Group Maintenance Alerts

Problem

Unattended maintenance for OpenShift 4 should just be happening. OnCall shouldn’t be alerted all the time, instead relevant alerts should be aggregated. There’s multiple potential approaches to do so, see section proposals

Goals

Alert if automated maintenance of any OpenShift 4 cluster is blocked at any point
To minimize alert fatigue for OnCall engineers, alert only once or as few times as possible
- Aggregate individual cluster alerts into one single alert
- Only send out alerts if any alert is firing for a certain period of time
- Suppress cluster alerts during the maintenance window
SLA relevant alerts shouldn’t be suppressed in any form

Non-goals

General centralized alerts of OpenShift 4 clusters

Proposals

Option 1: Use centralized Mimir / Grafana

The upgrade controller is monitoring the cluster’s health and can emit metrics on the current state of the maintenance process. We can send these few metrics to our centralized Mimir instance and implement alerting there.

Alternatively record rules could be used to create necessary metric time series. The Prometheus ALERTS metric is also a record rule under the hood. It’s possible to remote write this metric to our centralized Mimir instance. This would allow us to build alerting dashboards and meta alerts with minimal additional work and transmitted data.

Option 2: Use centralized Grafana and remote Datasources

Configure our centralized Grafana to access every cluster’s Prometheus as data source. Alert based on metrics from all data sources by Grafana.

Accessing the Prometheus instances from outside the cluster might be difficult for some customers with restricted networking setups and we would need a way to expose the Prometheus API to the outside.

Using alerts managed by Grafana would be different from the current approach of using Prometheus Alertmanager. It would need additional integration work into Opsgenie.

Option 3: Use Opsgenie

Opsgenie has some options to filter and group alerts together. Special routes can be configured based on alert labels to wait for a specified time before alerting an OnCall engineer.

Grouping Alerts using Opsgenie aliases

There is a possibility to group alerts together using Opsgenie aliases.

Alertmanager doesn’t allow control over this field currently. We would need a proxy between Alertmanager and Opsgenie to set the alias field. The configuration seems to be quite complex and error prone.

Maintenance Window

There is a possibility to configure a maintenance window for specific alerts. During this time period a notification policy can delay alerting or auto close the alert.

This doesn’t solve the grouping issue.

Incident Creation

There is a possibility to create incidents automatically based on alert labels. This could allow us to create a "cluster maintenance" incident, with low priority, and add all alerts that are firing to it. Closing the incident isn’t possible and would need to be done manually. There doesn’t seem to be a way to delay alerts for a certain time period.

The incident creation seems to be quite buggy.
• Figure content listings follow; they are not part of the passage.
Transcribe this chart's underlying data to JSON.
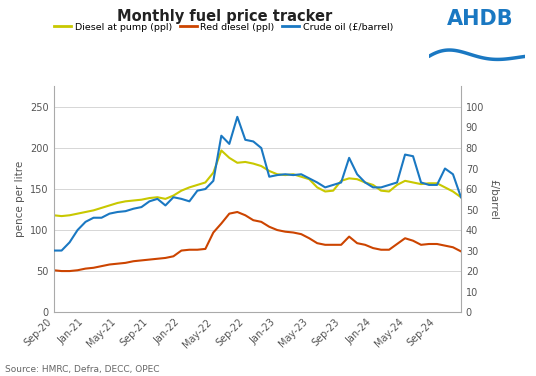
{
  "title": "Monthly fuel price tracker",
  "source": "Source: HMRC, Defra, DECC, OPEC",
  "ylabel_left": "pence per litre",
  "ylabel_right": "£/barrel",
  "ylim_left": [
    0,
    275
  ],
  "ylim_right": [
    0,
    110
  ],
  "yticks_left": [
    0,
    50,
    100,
    150,
    200,
    250
  ],
  "yticks_right": [
    0,
    10,
    20,
    30,
    40,
    50,
    60,
    70,
    80,
    90,
    100
  ],
  "xtick_labels": [
    "Sep-20",
    "Jan-21",
    "May-21",
    "Sep-21",
    "Jan-22",
    "May-22",
    "Sep-22",
    "Jan-23",
    "May-23",
    "Sep-23",
    "Jan-24",
    "May-24",
    "Sep-24"
  ],
  "legend_labels": [
    "Diesel at pump (ppl)",
    "Red diesel (ppl)",
    "Crude oil (£/barrel)"
  ],
  "line_colors": [
    "#c8c800",
    "#cc4400",
    "#1a78c2"
  ],
  "background_color": "#ffffff",
  "grid_color": "#d0d0d0",
  "ahdb_color": "#1a78c2",
  "diesel_pump": [
    118,
    117,
    118,
    120,
    122,
    124,
    127,
    130,
    133,
    135,
    136,
    137,
    139,
    140,
    138,
    142,
    148,
    152,
    155,
    158,
    170,
    197,
    188,
    182,
    183,
    181,
    178,
    172,
    168,
    167,
    168,
    165,
    162,
    152,
    147,
    148,
    160,
    163,
    162,
    158,
    155,
    148,
    147,
    155,
    160,
    158,
    156,
    157,
    157,
    152,
    147,
    140
  ],
  "red_diesel": [
    51,
    50,
    50,
    51,
    53,
    54,
    56,
    58,
    59,
    60,
    62,
    63,
    64,
    65,
    66,
    68,
    75,
    76,
    76,
    77,
    97,
    108,
    120,
    122,
    118,
    112,
    110,
    104,
    100,
    98,
    97,
    95,
    90,
    84,
    82,
    82,
    82,
    92,
    84,
    82,
    78,
    76,
    76,
    83,
    90,
    87,
    82,
    83,
    83,
    81,
    79,
    74
  ],
  "crude_oil_ppl": [
    75,
    75,
    85,
    100,
    110,
    115,
    115,
    120,
    122,
    123,
    126,
    128,
    135,
    138,
    130,
    140,
    138,
    135,
    148,
    150,
    160,
    215,
    205,
    238,
    210,
    208,
    200,
    165,
    167,
    168,
    167,
    168,
    163,
    158,
    152,
    155,
    158,
    188,
    168,
    158,
    152,
    152,
    155,
    158,
    192,
    190,
    158,
    155,
    155,
    175,
    168,
    140
  ]
}
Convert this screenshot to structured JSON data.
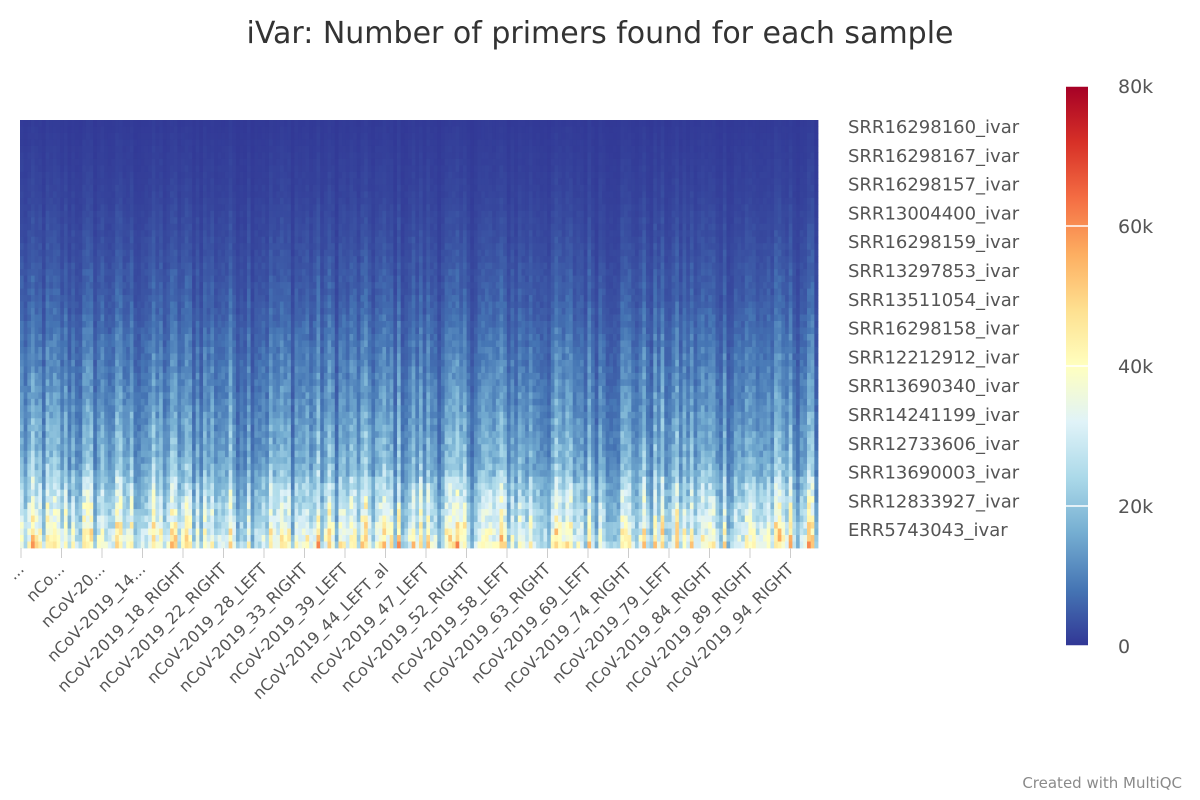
{
  "chart_data": {
    "type": "heatmap",
    "title": "iVar: Number of primers found for each sample",
    "xlabel": "",
    "ylabel": "",
    "x_tick_labels": [
      "...",
      "nCo...",
      "nCoV-20...",
      "nCoV-2019_14...",
      "nCoV-2019_18_RIGHT",
      "nCoV-2019_22_RIGHT",
      "nCoV-2019_28_LEFT",
      "nCoV-2019_33_RIGHT",
      "nCoV-2019_39_LEFT",
      "nCoV-2019_44_LEFT_al",
      "nCoV-2019_47_LEFT",
      "nCoV-2019_52_RIGHT",
      "nCoV-2019_58_LEFT",
      "nCoV-2019_63_RIGHT",
      "nCoV-2019_69_LEFT",
      "nCoV-2019_74_RIGHT",
      "nCoV-2019_79_LEFT",
      "nCoV-2019_84_RIGHT",
      "nCoV-2019_89_RIGHT",
      "nCoV-2019_94_RIGHT"
    ],
    "y_tick_labels": [
      "SRR16298160_ivar",
      "SRR16298167_ivar",
      "SRR16298157_ivar",
      "SRR13004400_ivar",
      "SRR16298159_ivar",
      "SRR13297853_ivar",
      "SRR13511054_ivar",
      "SRR16298158_ivar",
      "SRR12212912_ivar",
      "SRR13690340_ivar",
      "SRR14241199_ivar",
      "SRR12733606_ivar",
      "SRR13690003_ivar",
      "SRR12833927_ivar",
      "ERR5743043_ivar"
    ],
    "n_columns": 218,
    "n_rows": 66,
    "row_level_profile": [
      600,
      700,
      800,
      900,
      1000,
      1100,
      1200,
      1300,
      1400,
      1500,
      1600,
      1700,
      1900,
      2100,
      2300,
      2500,
      2600,
      2800,
      3000,
      3200,
      3400,
      3600,
      4000,
      4200,
      4400,
      4600,
      4800,
      5000,
      5400,
      5800,
      6200,
      6600,
      7000,
      7400,
      7800,
      8200,
      8600,
      9000,
      9400,
      9800,
      10200,
      10600,
      11000,
      11500,
      12000,
      12500,
      13000,
      13500,
      14000,
      14500,
      15000,
      15500,
      16000,
      17000,
      18000,
      20000,
      22000,
      23000,
      24000,
      26000,
      27000,
      28000,
      30000,
      32000,
      34000,
      36000
    ],
    "column_factor_range": [
      0.5,
      1.5
    ],
    "value_range": [
      0,
      80000
    ],
    "colorbar": {
      "tick_labels": [
        "0",
        "20k",
        "40k",
        "60k",
        "80k"
      ],
      "tick_values": [
        0,
        20000,
        40000,
        60000,
        80000
      ],
      "colorscale": [
        {
          "stop": 0.0,
          "color": "#313695"
        },
        {
          "stop": 0.1,
          "color": "#4575b4"
        },
        {
          "stop": 0.2,
          "color": "#74add1"
        },
        {
          "stop": 0.3,
          "color": "#abd9e9"
        },
        {
          "stop": 0.4,
          "color": "#e0f3f8"
        },
        {
          "stop": 0.5,
          "color": "#ffffbf"
        },
        {
          "stop": 0.6,
          "color": "#fee090"
        },
        {
          "stop": 0.7,
          "color": "#fdae61"
        },
        {
          "stop": 0.8,
          "color": "#f46d43"
        },
        {
          "stop": 0.9,
          "color": "#d73027"
        },
        {
          "stop": 1.0,
          "color": "#a50026"
        }
      ]
    },
    "legend": "colorbar at right"
  },
  "credit": "Created with MultiQC"
}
While an incident can be acknowledged, it would still be shown as "unacknowledged" in the UI.

This does solve the grouping issue, but not the maintenance window end issue.

Decision

We decided to go with option 1 and use a centralized Mimir / Grafana.

Rationale

We already use a centralized Mimir instance for billing and SLOs. Forwarding upgrade-controller metrics and alerts to Mimir should be minimal additional work. Using Mimir we also can configure meta-alerts using PromQL and Alertmanager, both technologies we already know and use.